Mientras Vicki Newton y su marido buscaban la mejor opción de vivienda para su hija, Tana, se enfrentaron a un gran desafío: cómo apoyar su independencia garantizando al mismo tiempo su seguridad y cuidado. Tana es una persona confiada y bondadosa, alguien que, según Vicki, “ayudaría a cualquiera que se lo pidiera”. Pero esa apertura también la había hecho vulnerable y, tras probar a lo largo de los años distintas alternativas —vivir en casa, alquilar pisos—, nunca llegaron a encontrar la que encajara de verdad.
“Sabíamos que ella quería independencia —compartió Vicki—. Sabíamos que necesitaba un lugar donde pudiera tomar sus propias decisiones, pero con apoyo cuando hiciera falta. Ese equilibrio es difícil de encontrar”.
Lo encontraron en Nazareth Villages.
Situado en el pintoresco campus de las Hermanas de la Caridad de Nazareth, en Bardstown, Kentucky (Estados Unidos), Nazareth Villages es un complejo residencial asequible compuesto por dos edificios, dirigido a personas mayores con ingresos bajos y medios y a personas con discapacidad. Concebido para ofrecer mucho más que un techo, el complejo brinda un entorno tranquilo y de apoyo, con los recursos necesarios para que los residentes puedan vivir de forma independiente. Los apartamentos varían en tamaño y diseño, y muchos cuentan con características de accesibilidad, como duchas a ras de suelo y pasamanos. Además, un banco de alimentos móvil y un servicio de entrega de medicamentos ayudan a cubrir las necesidades diarias.
Vicki conoció Nazareth Villages gracias a familiares y amigos que habían compartido experiencias positivas. Tras ponerse en contacto con el personal y visitar el lugar, supo que habían encontrado algo especial. Tana se mudó a su apartamento en noviembre.

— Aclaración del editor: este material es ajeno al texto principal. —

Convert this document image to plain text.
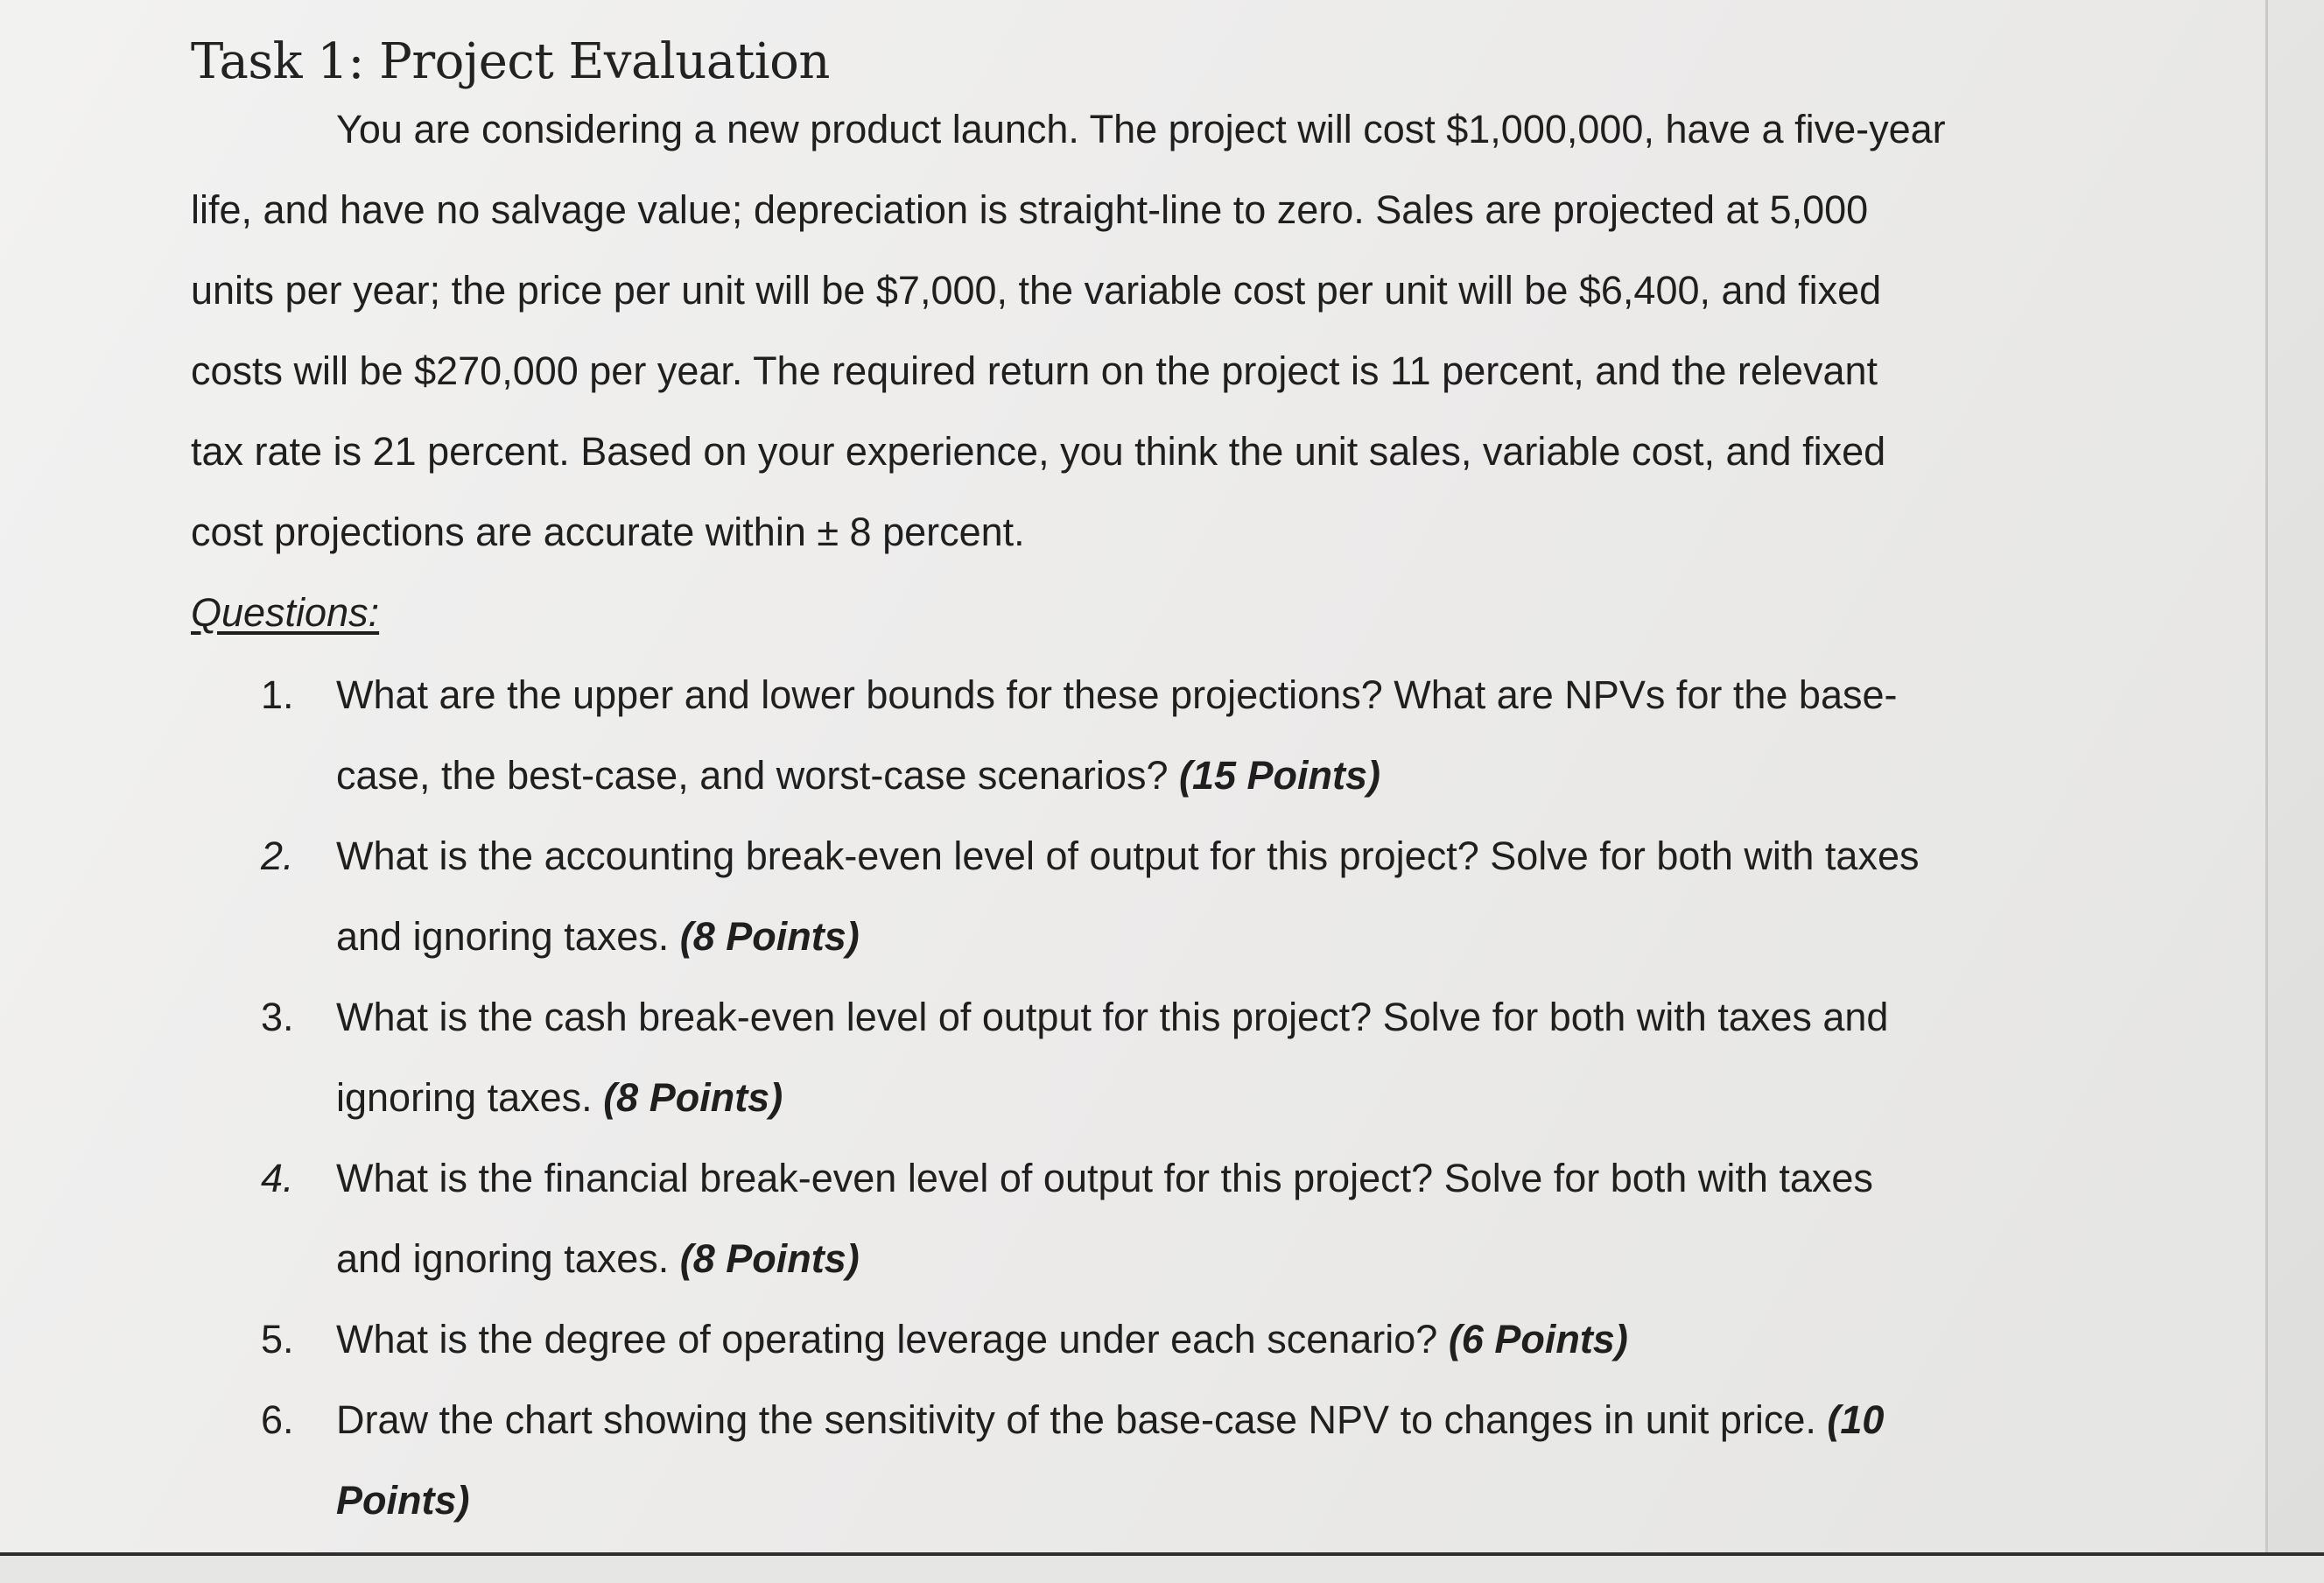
Task 1: Project Evaluation

You are considering a new product launch. The project will cost $1,000,000, have a five-year

life, and have no salvage value; depreciation is straight-line to zero. Sales are projected at 5,000

units per year; the price per unit will be $7,000, the variable cost per unit will be $6,400, and fixed

costs will be $270,000 per year. The required return on the project is 11 percent, and the relevant

tax rate is 21 percent. Based on your experience, you think the unit sales, variable cost, and fixed

cost projections are accurate within ± 8 percent.

Questions:

1. What are the upper and lower bounds for these projections? What are NPVs for the base-

case, the best-case, and worst-case scenarios? (15 Points)

2. What is the accounting break-even level of output for this project? Solve for both with taxes

and ignoring taxes. (8 Points)

3. What is the cash break-even level of output for this project? Solve for both with taxes and

ignoring taxes. (8 Points)

4. What is the financial break-even level of output for this project? Solve for both with taxes

and ignoring taxes. (8 Points)

5. What is the degree of operating leverage under each scenario? (6 Points)

6. Draw the chart showing the sensitivity of the base-case NPV to changes in unit price. (10

Points)
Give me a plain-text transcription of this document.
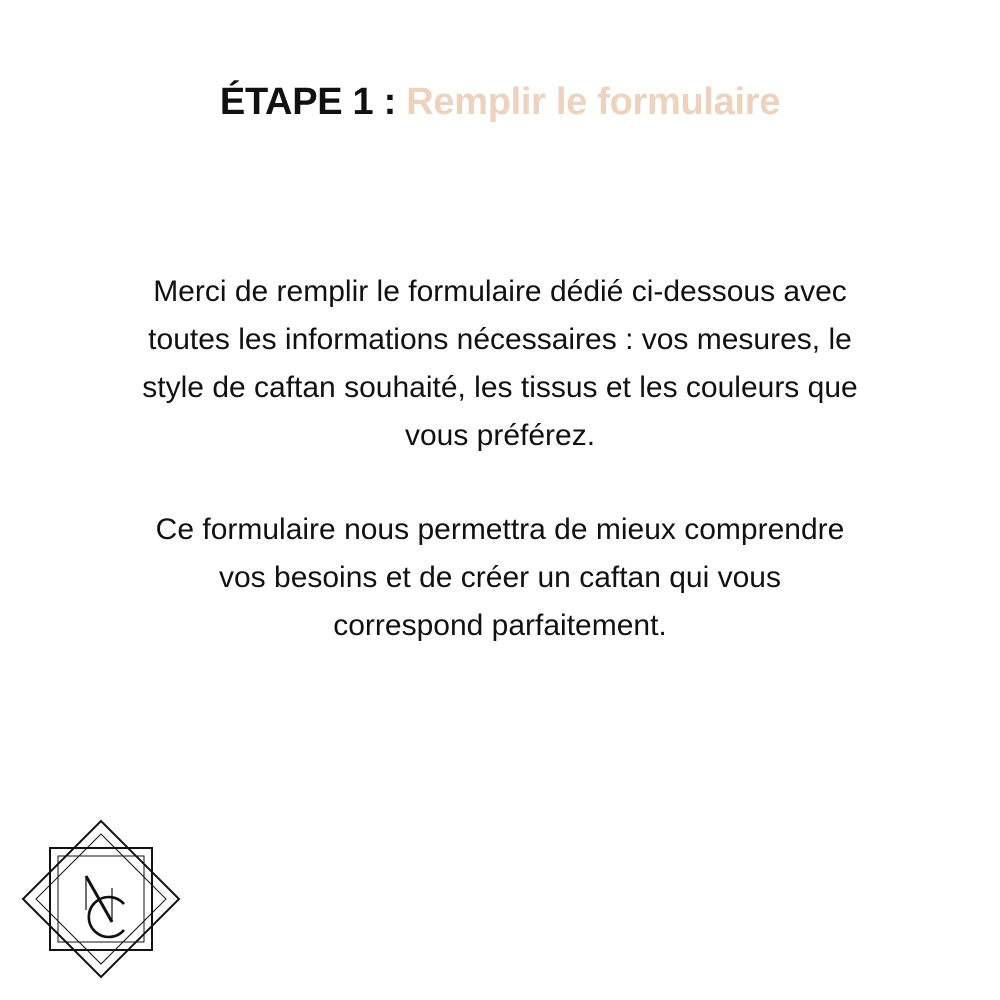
ÉTAPE 1 : Remplir le formulaire

Merci de remplir le formulaire dédié ci-dessous avec
toutes les informations nécessaires : vos mesures, le
style de caftan souhaité, les tissus et les couleurs que
vous préférez.

Ce formulaire nous permettra de mieux comprendre
vos besoins et de créer un caftan qui vous
correspond parfaitement.
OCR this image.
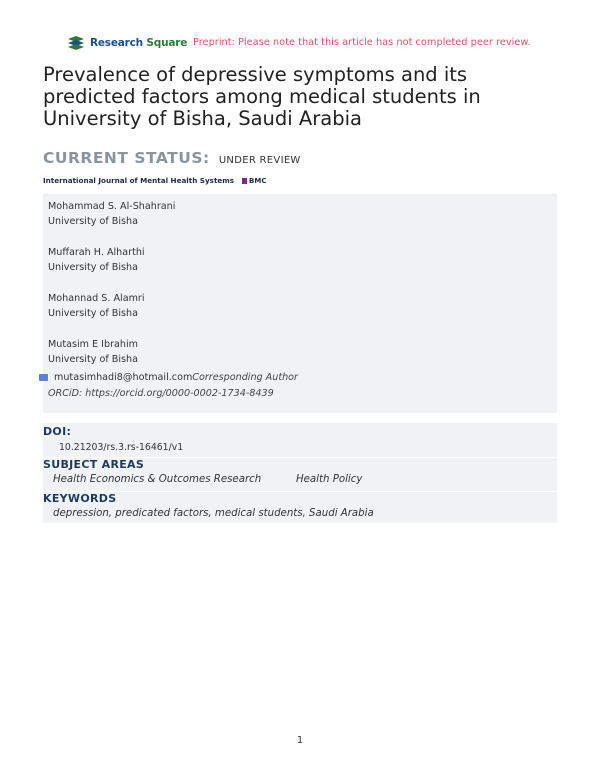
Research Square Preprint: Please note that this article has not completed peer review.
Prevalence of depressive symptoms and its predicted factors among medical students in University of Bisha, Saudi Arabia
CURRENT STATUS: UNDER REVIEW
International Journal of Mental Health Systems BMC
Mohammad S. Al-Shahrani
University of Bisha
Muffarah H. Alharthi
University of Bisha
Mohannad S. Alamri
University of Bisha
Mutasim E Ibrahim
University of Bisha
mutasimhadi8@hotmail.com Corresponding Author
ORCiD: https://orcid.org/0000-0002-1734-8439
DOI:
10.21203/rs.3.rs-16461/v1
SUBJECT AREAS
Health Economics & Outcomes Research	Health Policy
KEYWORDS
depression, predicated factors, medical students, Saudi Arabia
1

“Desde el principio, el personal dejó claro lo que se esperaba. Pedían limpieza. Fomentaban la participación en la comunidad. Y desde el primer día trataron a Tana con respeto”.
Desde que se mudó, Tana ha prosperado. Está más segura de sí misma y más autónoma. Presta atención a las fechas de vencimiento, mantiene su apartamento limpio y está aprendiendo a gestionar sus finanzas con algo de ayuda. Pero lo que más destaca es lo integrada que está en la comunidad.
“Juega al bingo los martes. Va a las fiestas de temporada. Se apunta a las salidas de helados. Ha hecho amistades y ha creado lazos con sus vecinos”.
Nazareth Villages ofrece más que vivienda; ofrece un sentimiento de pertenencia. Los residentes describen el complejo como un lugar donde nacen amistades y donde la gente se cuida mutuamente. Ya sea participando en el huerto comunitario, en actividades de grupo o simplemente compartiendo una charla en el pasillo, las conexiones que surgen allí contribuyen a un ambiente de apoyo mutuo y propósito compartido.
Esta comunidad se asienta en los valores de las Hermanas de la Caridad de Nazareth, comprometidas desde hace mucho con el servicio a quienes lo necesitan. Su misión se refleja en cada detalle.
“El personal es increíble —dijo Vicki—. Se preocupan realmente por las personas que allí viven. Desde la recepción hasta el equipo de mantenimiento y la dirección, todos muestran amabilidad y paciencia. Van más allá de lo esperado”.
Para familias como los Newton, la tranquilidad que ofrece Nazareth Villages no tiene precio.
“Mi marido y yo nos hacemos mayores. Sabemos que no podremos cuidar de Tana para siempre —comentó Vicki—. Saber que está en un sitio seguro, con puertas cerradas, donde la gente se interesa por ella, donde el personal se preocupa de verdad por cada residente, lo significa todo para nosotros”.

El campus de Nazareth ofrece a los residentes un lugar seguro para pasear y disfrutar del paisaje, muy diferente a muchos otros barrios de vivienda asequible.
Los lazos de Vicki con Nazareth son profundos. Una de sus tías abuelas vivió allí. Otra fue Hermana. Su madre estudió en la universidad del campus. Y ahora, Tana lo llama hogar.
“De algún modo, hemos cerrado el círculo”.
Al reflexionar sobre la experiencia de su familia, Vicki lanza un mensaje de gratitud:
“Gracias por construir esta comunidad. Gracias por creer en personas como Tana. Gracias por dar a familias como la mía un lugar donde descansar con tranquilidad”.